Padayappa: The Quintessential Tamil Family Film
Great films exist all around us; if you have a strong vision, an engaging story, and a fantastic cast and crew to channel that vision into a film, it’s hard not to make it great. But to make a truly memorable film that embeds itself in the cultural consciousness? Films as iconic as Star Wars, E.T. and The Dark Knight are few and far between. It takes a roll of the dice to separate the great films from the classic ones, but the odds are much lower if the whole family can enjoy them. Perhaps that is one way of understanding Padayappa’s enduring success.
K.S Ravikumar’s Padayappa is a modern classic of Tamil cinema; viewing it is a family tradition unto itself. At every Diwali (the Indian festival of lights), at least one of the Tamil language television channels plays Padayappa, and families gather to watch it. My family was no exception; I could quote the punch lines from the film with ease when I was twelve years old. At the Diwali get togethers for my extended family, we would all ask the next person whether they had seen Padayappa or one of the other Diwali films that screened - everyone mostly just watched Padayappa again.
Padayappa was released in 1999, and it was a star vehicle for one of Tamil cinema’s biggest stars: Rajinikanth. Rajinikanth is a phenomenon all by himself; every movie he stars in inevitably becomes a success because the masses in rural and urban South India worship him, and he is one of the few Tamil actors to be able to get audiences in North India to watch his films.
The story follows Padayappa (Rajinikanth), an engineer who comes back home for his sister’s wedding.
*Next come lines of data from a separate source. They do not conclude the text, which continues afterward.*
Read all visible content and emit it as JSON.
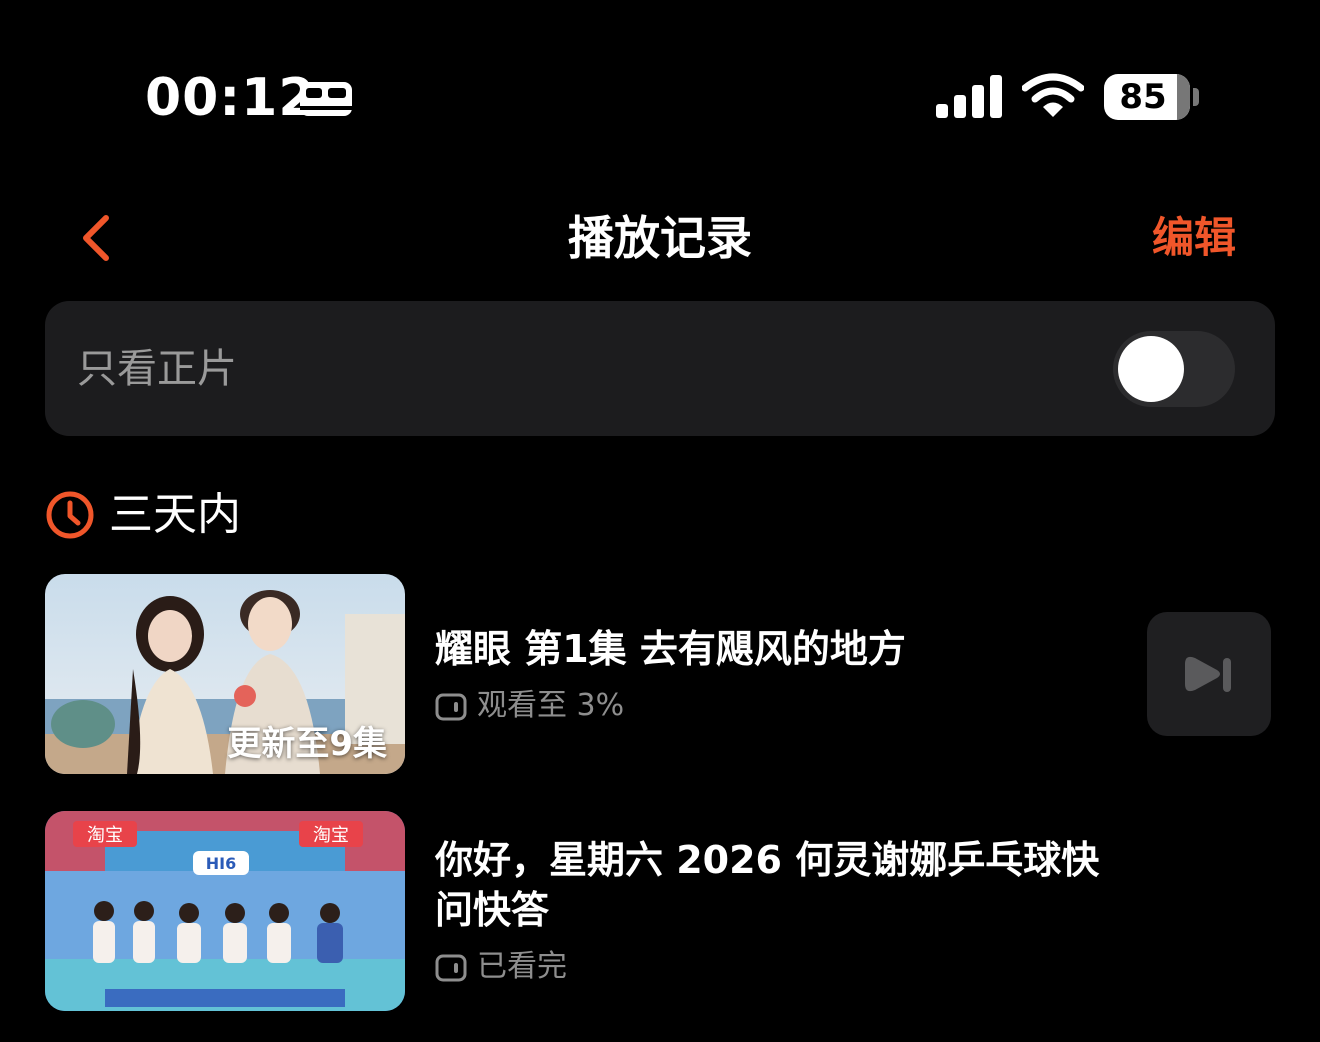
{
  "status_bar": {
    "time": "00:12",
    "battery_level": "85",
    "icons": [
      "sleep-focus-icon",
      "cellular-signal-icon",
      "wifi-icon",
      "battery-icon"
    ]
  },
  "nav": {
    "back_icon": "chevron-left-icon",
    "title": "播放记录",
    "edit_label": "编辑"
  },
  "filter": {
    "label": "只看正片",
    "enabled": false
  },
  "section": {
    "icon": "clock-icon",
    "title": "三天内"
  },
  "history": [
    {
      "title": "耀眼 第1集 去有飓风的地方",
      "badge": "更新至9集",
      "progress_text": "观看至 3%",
      "progress": 0.03,
      "action_icon": "play-next-icon"
    },
    {
      "title": "你好，星期六 2026 何灵谢娜乒乓球快问快答",
      "badge": "",
      "progress_text": "已看完",
      "progress": 1.0
    }
  ],
  "thumbnail_logos": [
    "淘宝",
    "淘宝",
    "HI6"
  ],
  "colors": {
    "accent": "#f0562a",
    "background": "#000000",
    "card": "#1c1c1e",
    "secondary_text": "#8e8e8e"
  }
}
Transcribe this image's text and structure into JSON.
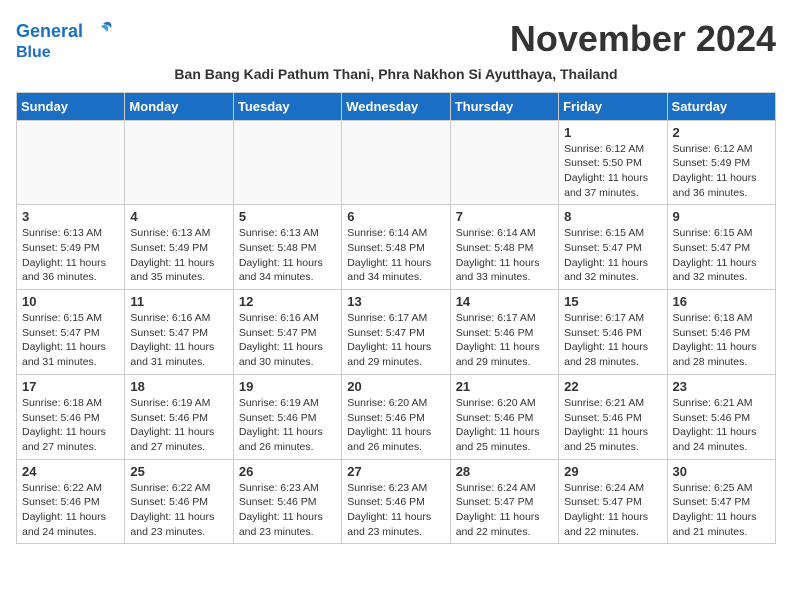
{
  "header": {
    "logo_line1": "General",
    "logo_line2": "Blue",
    "month_title": "November 2024",
    "subtitle": "Ban Bang Kadi Pathum Thani, Phra Nakhon Si Ayutthaya, Thailand"
  },
  "weekdays": [
    "Sunday",
    "Monday",
    "Tuesday",
    "Wednesday",
    "Thursday",
    "Friday",
    "Saturday"
  ],
  "weeks": [
    {
      "days": [
        {
          "number": "",
          "info": "",
          "empty": true
        },
        {
          "number": "",
          "info": "",
          "empty": true
        },
        {
          "number": "",
          "info": "",
          "empty": true
        },
        {
          "number": "",
          "info": "",
          "empty": true
        },
        {
          "number": "",
          "info": "",
          "empty": true
        },
        {
          "number": "1",
          "info": "Sunrise: 6:12 AM\nSunset: 5:50 PM\nDaylight: 11 hours\nand 37 minutes.",
          "empty": false
        },
        {
          "number": "2",
          "info": "Sunrise: 6:12 AM\nSunset: 5:49 PM\nDaylight: 11 hours\nand 36 minutes.",
          "empty": false
        }
      ]
    },
    {
      "days": [
        {
          "number": "3",
          "info": "Sunrise: 6:13 AM\nSunset: 5:49 PM\nDaylight: 11 hours\nand 36 minutes.",
          "empty": false
        },
        {
          "number": "4",
          "info": "Sunrise: 6:13 AM\nSunset: 5:49 PM\nDaylight: 11 hours\nand 35 minutes.",
          "empty": false
        },
        {
          "number": "5",
          "info": "Sunrise: 6:13 AM\nSunset: 5:48 PM\nDaylight: 11 hours\nand 34 minutes.",
          "empty": false
        },
        {
          "number": "6",
          "info": "Sunrise: 6:14 AM\nSunset: 5:48 PM\nDaylight: 11 hours\nand 34 minutes.",
          "empty": false
        },
        {
          "number": "7",
          "info": "Sunrise: 6:14 AM\nSunset: 5:48 PM\nDaylight: 11 hours\nand 33 minutes.",
          "empty": false
        },
        {
          "number": "8",
          "info": "Sunrise: 6:15 AM\nSunset: 5:47 PM\nDaylight: 11 hours\nand 32 minutes.",
          "empty": false
        },
        {
          "number": "9",
          "info": "Sunrise: 6:15 AM\nSunset: 5:47 PM\nDaylight: 11 hours\nand 32 minutes.",
          "empty": false
        }
      ]
    },
    {
      "days": [
        {
          "number": "10",
          "info": "Sunrise: 6:15 AM\nSunset: 5:47 PM\nDaylight: 11 hours\nand 31 minutes.",
          "empty": false
        },
        {
          "number": "11",
          "info": "Sunrise: 6:16 AM\nSunset: 5:47 PM\nDaylight: 11 hours\nand 31 minutes.",
          "empty": false
        },
        {
          "number": "12",
          "info": "Sunrise: 6:16 AM\nSunset: 5:47 PM\nDaylight: 11 hours\nand 30 minutes.",
          "empty": false
        },
        {
          "number": "13",
          "info": "Sunrise: 6:17 AM\nSunset: 5:47 PM\nDaylight: 11 hours\nand 29 minutes.",
          "empty": false
        },
        {
          "number": "14",
          "info": "Sunrise: 6:17 AM\nSunset: 5:46 PM\nDaylight: 11 hours\nand 29 minutes.",
          "empty": false
        },
        {
          "number": "15",
          "info": "Sunrise: 6:17 AM\nSunset: 5:46 PM\nDaylight: 11 hours\nand 28 minutes.",
          "empty": false
        },
        {
          "number": "16",
          "info": "Sunrise: 6:18 AM\nSunset: 5:46 PM\nDaylight: 11 hours\nand 28 minutes.",
          "empty": false
        }
      ]
    },
    {
      "days": [
        {
          "number": "17",
          "info": "Sunrise: 6:18 AM\nSunset: 5:46 PM\nDaylight: 11 hours\nand 27 minutes.",
          "empty": false
        },
        {
          "number": "18",
          "info": "Sunrise: 6:19 AM\nSunset: 5:46 PM\nDaylight: 11 hours\nand 27 minutes.",
          "empty": false
        },
        {
          "number": "19",
          "info": "Sunrise: 6:19 AM\nSunset: 5:46 PM\nDaylight: 11 hours\nand 26 minutes.",
          "empty": false
        },
        {
          "number": "20",
          "info": "Sunrise: 6:20 AM\nSunset: 5:46 PM\nDaylight: 11 hours\nand 26 minutes.",
          "empty": false
        },
        {
          "number": "21",
          "info": "Sunrise: 6:20 AM\nSunset: 5:46 PM\nDaylight: 11 hours\nand 25 minutes.",
          "empty": false
        },
        {
          "number": "22",
          "info": "Sunrise: 6:21 AM\nSunset: 5:46 PM\nDaylight: 11 hours\nand 25 minutes.",
          "empty": false
        },
        {
          "number": "23",
          "info": "Sunrise: 6:21 AM\nSunset: 5:46 PM\nDaylight: 11 hours\nand 24 minutes.",
          "empty": false
        }
      ]
    },
    {
      "days": [
        {
          "number": "24",
          "info": "Sunrise: 6:22 AM\nSunset: 5:46 PM\nDaylight: 11 hours\nand 24 minutes.",
          "empty": false
        },
        {
          "number": "25",
          "info": "Sunrise: 6:22 AM\nSunset: 5:46 PM\nDaylight: 11 hours\nand 23 minutes.",
          "empty": false
        },
        {
          "number": "26",
          "info": "Sunrise: 6:23 AM\nSunset: 5:46 PM\nDaylight: 11 hours\nand 23 minutes.",
          "empty": false
        },
        {
          "number": "27",
          "info": "Sunrise: 6:23 AM\nSunset: 5:46 PM\nDaylight: 11 hours\nand 23 minutes.",
          "empty": false
        },
        {
          "number": "28",
          "info": "Sunrise: 6:24 AM\nSunset: 5:47 PM\nDaylight: 11 hours\nand 22 minutes.",
          "empty": false
        },
        {
          "number": "29",
          "info": "Sunrise: 6:24 AM\nSunset: 5:47 PM\nDaylight: 11 hours\nand 22 minutes.",
          "empty": false
        },
        {
          "number": "30",
          "info": "Sunrise: 6:25 AM\nSunset: 5:47 PM\nDaylight: 11 hours\nand 21 minutes.",
          "empty": false
        }
      ]
    }
  ]
}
Marrying within the family is a common practice in rural India, and his sister is getting married to her cousin Suryaprakash (Nasser). Suryaprakash’s sister Neelambari (Ramya Krishna) falls in love with Padayappa, but Padayappa’s heart lies with Neelambari’s maid Vasundhara (Soundarya). Neelambari sets out to get Padayappa any which way she can, even if it means eliminating Vasundhara – and that’s just one plot line (as is characteristic of most Indian films that adhere to the masala formula of throwing in action, comedy, drama and melodrama into one big pot and mixing it all up), Padayappa also features a rags-to-riches story, an attempt at cross-generational revenge, and a couple of raging bulls.
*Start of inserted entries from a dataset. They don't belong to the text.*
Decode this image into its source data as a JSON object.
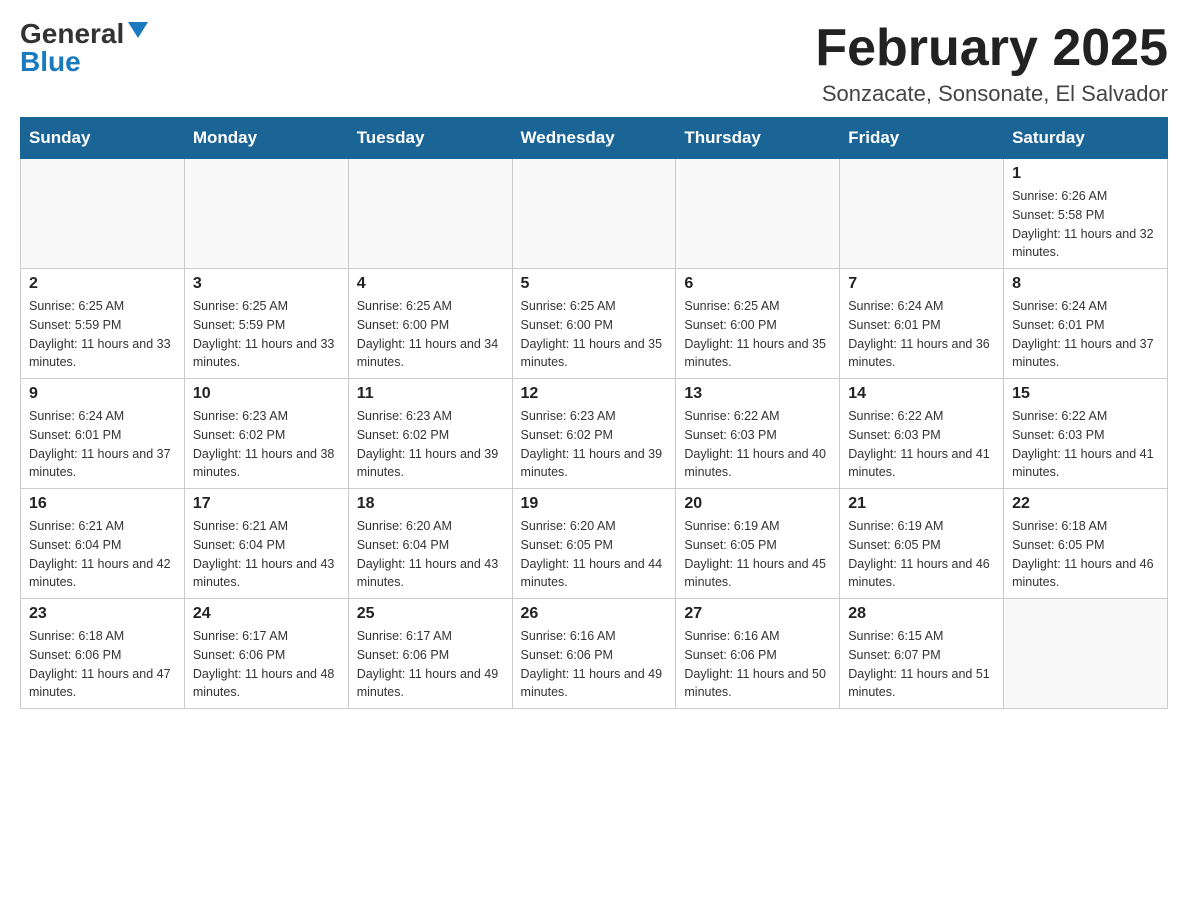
{
  "header": {
    "logo_general": "General",
    "logo_blue": "Blue",
    "month_title": "February 2025",
    "location": "Sonzacate, Sonsonate, El Salvador"
  },
  "days_of_week": [
    "Sunday",
    "Monday",
    "Tuesday",
    "Wednesday",
    "Thursday",
    "Friday",
    "Saturday"
  ],
  "weeks": [
    [
      {
        "day": "",
        "info": ""
      },
      {
        "day": "",
        "info": ""
      },
      {
        "day": "",
        "info": ""
      },
      {
        "day": "",
        "info": ""
      },
      {
        "day": "",
        "info": ""
      },
      {
        "day": "",
        "info": ""
      },
      {
        "day": "1",
        "info": "Sunrise: 6:26 AM\nSunset: 5:58 PM\nDaylight: 11 hours and 32 minutes."
      }
    ],
    [
      {
        "day": "2",
        "info": "Sunrise: 6:25 AM\nSunset: 5:59 PM\nDaylight: 11 hours and 33 minutes."
      },
      {
        "day": "3",
        "info": "Sunrise: 6:25 AM\nSunset: 5:59 PM\nDaylight: 11 hours and 33 minutes."
      },
      {
        "day": "4",
        "info": "Sunrise: 6:25 AM\nSunset: 6:00 PM\nDaylight: 11 hours and 34 minutes."
      },
      {
        "day": "5",
        "info": "Sunrise: 6:25 AM\nSunset: 6:00 PM\nDaylight: 11 hours and 35 minutes."
      },
      {
        "day": "6",
        "info": "Sunrise: 6:25 AM\nSunset: 6:00 PM\nDaylight: 11 hours and 35 minutes."
      },
      {
        "day": "7",
        "info": "Sunrise: 6:24 AM\nSunset: 6:01 PM\nDaylight: 11 hours and 36 minutes."
      },
      {
        "day": "8",
        "info": "Sunrise: 6:24 AM\nSunset: 6:01 PM\nDaylight: 11 hours and 37 minutes."
      }
    ],
    [
      {
        "day": "9",
        "info": "Sunrise: 6:24 AM\nSunset: 6:01 PM\nDaylight: 11 hours and 37 minutes."
      },
      {
        "day": "10",
        "info": "Sunrise: 6:23 AM\nSunset: 6:02 PM\nDaylight: 11 hours and 38 minutes."
      },
      {
        "day": "11",
        "info": "Sunrise: 6:23 AM\nSunset: 6:02 PM\nDaylight: 11 hours and 39 minutes."
      },
      {
        "day": "12",
        "info": "Sunrise: 6:23 AM\nSunset: 6:02 PM\nDaylight: 11 hours and 39 minutes."
      },
      {
        "day": "13",
        "info": "Sunrise: 6:22 AM\nSunset: 6:03 PM\nDaylight: 11 hours and 40 minutes."
      },
      {
        "day": "14",
        "info": "Sunrise: 6:22 AM\nSunset: 6:03 PM\nDaylight: 11 hours and 41 minutes."
      },
      {
        "day": "15",
        "info": "Sunrise: 6:22 AM\nSunset: 6:03 PM\nDaylight: 11 hours and 41 minutes."
      }
    ],
    [
      {
        "day": "16",
        "info": "Sunrise: 6:21 AM\nSunset: 6:04 PM\nDaylight: 11 hours and 42 minutes."
      },
      {
        "day": "17",
        "info": "Sunrise: 6:21 AM\nSunset: 6:04 PM\nDaylight: 11 hours and 43 minutes."
      },
      {
        "day": "18",
        "info": "Sunrise: 6:20 AM\nSunset: 6:04 PM\nDaylight: 11 hours and 43 minutes."
      },
      {
        "day": "19",
        "info": "Sunrise: 6:20 AM\nSunset: 6:05 PM\nDaylight: 11 hours and 44 minutes."
      },
      {
        "day": "20",
        "info": "Sunrise: 6:19 AM\nSunset: 6:05 PM\nDaylight: 11 hours and 45 minutes."
      },
      {
        "day": "21",
        "info": "Sunrise: 6:19 AM\nSunset: 6:05 PM\nDaylight: 11 hours and 46 minutes."
      },
      {
        "day": "22",
        "info": "Sunrise: 6:18 AM\nSunset: 6:05 PM\nDaylight: 11 hours and 46 minutes."
      }
    ],
    [
      {
        "day": "23",
        "info": "Sunrise: 6:18 AM\nSunset: 6:06 PM\nDaylight: 11 hours and 47 minutes."
      },
      {
        "day": "24",
        "info": "Sunrise: 6:17 AM\nSunset: 6:06 PM\nDaylight: 11 hours and 48 minutes."
      },
      {
        "day": "25",
        "info": "Sunrise: 6:17 AM\nSunset: 6:06 PM\nDaylight: 11 hours and 49 minutes."
      },
      {
        "day": "26",
        "info": "Sunrise: 6:16 AM\nSunset: 6:06 PM\nDaylight: 11 hours and 49 minutes."
      },
      {
        "day": "27",
        "info": "Sunrise: 6:16 AM\nSunset: 6:06 PM\nDaylight: 11 hours and 50 minutes."
      },
      {
        "day": "28",
        "info": "Sunrise: 6:15 AM\nSunset: 6:07 PM\nDaylight: 11 hours and 51 minutes."
      },
      {
        "day": "",
        "info": ""
      }
    ]
  ]
}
Kollywood films, the Tamil analogue to Hindi’s Bollywood, are known for their incessant hero-worship; their heroes possess ultra-righteous values that they always abide by and they are able to say witty punch lines on command that reflect this righteousness. They are also known for their black and white depictions of good and evil, where “good” is paired with God-fearing tradition and “evil” with a lack of those “good” traits. Padayappa is no exception to this formula.
In the film, Padayappa’s immediate family is beholden to the tradition of consent in marriage as a result of a past tragedy. Neelambari’s family, on the other hand, does not care for consent; both Neelambari and Suryaprakash never consider what the wishes of their intended spouses are for the course of their relationships. India being the patriarchy that it is, Padayappa gets to resist Neelambari’s advances and Suryaprakash gets to flout the village’s custom of declaring the legitimacy of his marriage in front of the village deity. It is its strict adherence to tradition and custom that puts Padayappa and his family on the good side of fate, and fate operates in ways that echo Greek drama in the film (especially in the scene where gusts of wind blow into Padayappa’s former mansion right at the moment when he is supposed to sign over his remaining wealth). What the Kollywood formula whitewashes in the depiction of its heroes is any sense of realism; the question of class in Padayappa is never explicitly mentioned apart from Neelambari’s jabs at Vasundhara, even though it’s quite clear that Padayappa is doing something quite unconventional by marrying a maid. Padayappa is good in every sense of the word.
Watching the film again after a long time, I was reminded of how good a traditional Kollywood film can be if done right. The industry is going through a churning phase where independent producers and up-and-coming actors from a variety of diverse backgrounds are pushing established stars and directors to the side; they’re dispensing with the formula altogether and experimenting with the form instead: Tamil cinema saw its first time-travel film released in June of this year. The three-hour behemoth has stagnated; it remains successful with the right team and with a hit soundtrack, but it is less of a sure thing. Padayappa harkens back to a time when the Tamil film audience wasn’t exposed to world cinema on the scale at which it is now, when directors could rip off popular Hollywood movies and not be caught with their pants down, when all you needed was a larger than life hero who could grab a snake by its neck and stop a bull in its tracks. I’m glad that Kollywood is evolving as an industry and I don’t lament the decline of the formula film, but there will always be Tamil classics like Padayappa, Avvai Shanmughi, Arunachalam and Baasha that remain close to my heart. It must be nostalgia; I doubt that anyone from a different culture will be able to see the appeal of those movies, but in that respect I suppose it’s a bit like soul food: warm and comforting, it fills you up and exhausts you, all at the same time.